But regions such as the Tulare Basin, roughly between Fresno and Bakersfield, face potentially dire shortages because they have used groundwater in drought and wet years alike, preventing the aquifers from recharging.
Zigterman said Los Angeles water authorities have pumped water back into the ground during wet years, expanding their storage capacity, and that water is helping them in the current drought. The Bay Area and other parts of the state might likewise look to increasing underground storage capacity, he added.
While it is expensive to pipe water underground, increasing the water storage during wet years will be more efficient than building above-ground reservoirs. Large reservoirs are damaging to the environment, expensive to build, and inefficient -- they lose precious water to evaporation, Thompson said.

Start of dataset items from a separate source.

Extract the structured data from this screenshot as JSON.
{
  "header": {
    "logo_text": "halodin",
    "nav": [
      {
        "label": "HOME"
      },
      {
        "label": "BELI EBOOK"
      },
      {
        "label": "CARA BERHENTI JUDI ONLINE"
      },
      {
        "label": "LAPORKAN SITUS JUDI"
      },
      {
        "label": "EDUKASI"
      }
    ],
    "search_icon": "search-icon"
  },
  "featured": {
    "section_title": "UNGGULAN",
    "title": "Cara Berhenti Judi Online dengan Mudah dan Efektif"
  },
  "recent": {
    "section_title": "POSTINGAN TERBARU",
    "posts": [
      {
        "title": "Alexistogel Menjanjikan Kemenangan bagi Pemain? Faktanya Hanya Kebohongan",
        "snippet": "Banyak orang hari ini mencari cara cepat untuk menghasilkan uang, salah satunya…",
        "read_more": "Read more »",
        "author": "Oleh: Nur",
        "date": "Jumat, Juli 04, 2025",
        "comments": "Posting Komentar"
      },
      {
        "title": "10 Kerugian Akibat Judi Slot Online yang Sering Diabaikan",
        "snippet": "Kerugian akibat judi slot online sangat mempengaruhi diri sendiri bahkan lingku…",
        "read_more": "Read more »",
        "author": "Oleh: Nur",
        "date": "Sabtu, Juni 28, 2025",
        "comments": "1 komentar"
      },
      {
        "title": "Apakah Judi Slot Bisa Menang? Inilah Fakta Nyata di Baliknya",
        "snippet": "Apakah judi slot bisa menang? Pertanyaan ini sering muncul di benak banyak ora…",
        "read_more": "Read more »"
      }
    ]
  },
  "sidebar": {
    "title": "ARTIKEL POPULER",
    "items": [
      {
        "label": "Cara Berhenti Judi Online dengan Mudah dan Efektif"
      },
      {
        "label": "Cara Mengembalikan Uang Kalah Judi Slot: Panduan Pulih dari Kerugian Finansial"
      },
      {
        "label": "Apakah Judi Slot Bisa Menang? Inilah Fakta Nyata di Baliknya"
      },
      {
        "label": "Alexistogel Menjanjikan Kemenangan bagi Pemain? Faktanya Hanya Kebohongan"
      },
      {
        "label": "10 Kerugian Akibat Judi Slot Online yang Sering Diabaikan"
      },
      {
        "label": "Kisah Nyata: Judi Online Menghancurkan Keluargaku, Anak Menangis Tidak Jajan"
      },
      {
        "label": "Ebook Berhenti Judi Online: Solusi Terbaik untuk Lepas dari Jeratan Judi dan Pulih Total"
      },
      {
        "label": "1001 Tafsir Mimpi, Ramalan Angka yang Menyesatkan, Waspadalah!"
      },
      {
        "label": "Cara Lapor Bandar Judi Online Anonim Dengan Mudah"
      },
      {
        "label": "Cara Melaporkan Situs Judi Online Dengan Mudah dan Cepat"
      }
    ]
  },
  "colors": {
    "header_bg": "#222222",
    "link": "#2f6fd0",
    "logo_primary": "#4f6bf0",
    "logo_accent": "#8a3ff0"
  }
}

Water should also be more expensive, Thompson said. He favors pricing that makes the top users pay much more for amounts above the average. Such a measure could in turn lead to additional conservation.
The panelists also discussed the current weather patterns, explaining projections for the coming year. Daniel Swain, a doctoral candidate in the Department of Environmental Earth System Science, coined the term "Ridiculously Resilient Ridge," widely used to describe the stubborn high-pressure system that has been deflecting a jet stream to the north. He said the ridge has been in place since 2012. Blocking ridges of this type are not uncommon off California's coast, but they are usually short-lived.
"It's rare to see anomalies like this to last 12 months," he said.
While rain has already fallen in the area this week, with more storms predicted through the weekend, a high-pressure ridge is expected to slide back in during the first week in March. Some recent weather models indicate the return of a "Ridiculously Resilient Ridge" during the second week in March, but it isn't yet clear if that will come to fruition. Dry conditions are likely for the rest of the wet season, Swain said.
He said it is too early to tell if next year will be better than record-dry 2013. In the Pacific Ocean, sea conditions appear to be shaping up for an El Nino rain year for fall and winter 2014, Swain said. Warming sub-surface ocean temperatures are beginning to show activity, with the potential for a rain year similar to 1998. But there are caveats. Several factors, including movement of the warm water eastward and wind bursts that would bring the warm water to the surface, must occur in coming months. Weak and moderate El Ninos don't always produce much rain in California, Swain said.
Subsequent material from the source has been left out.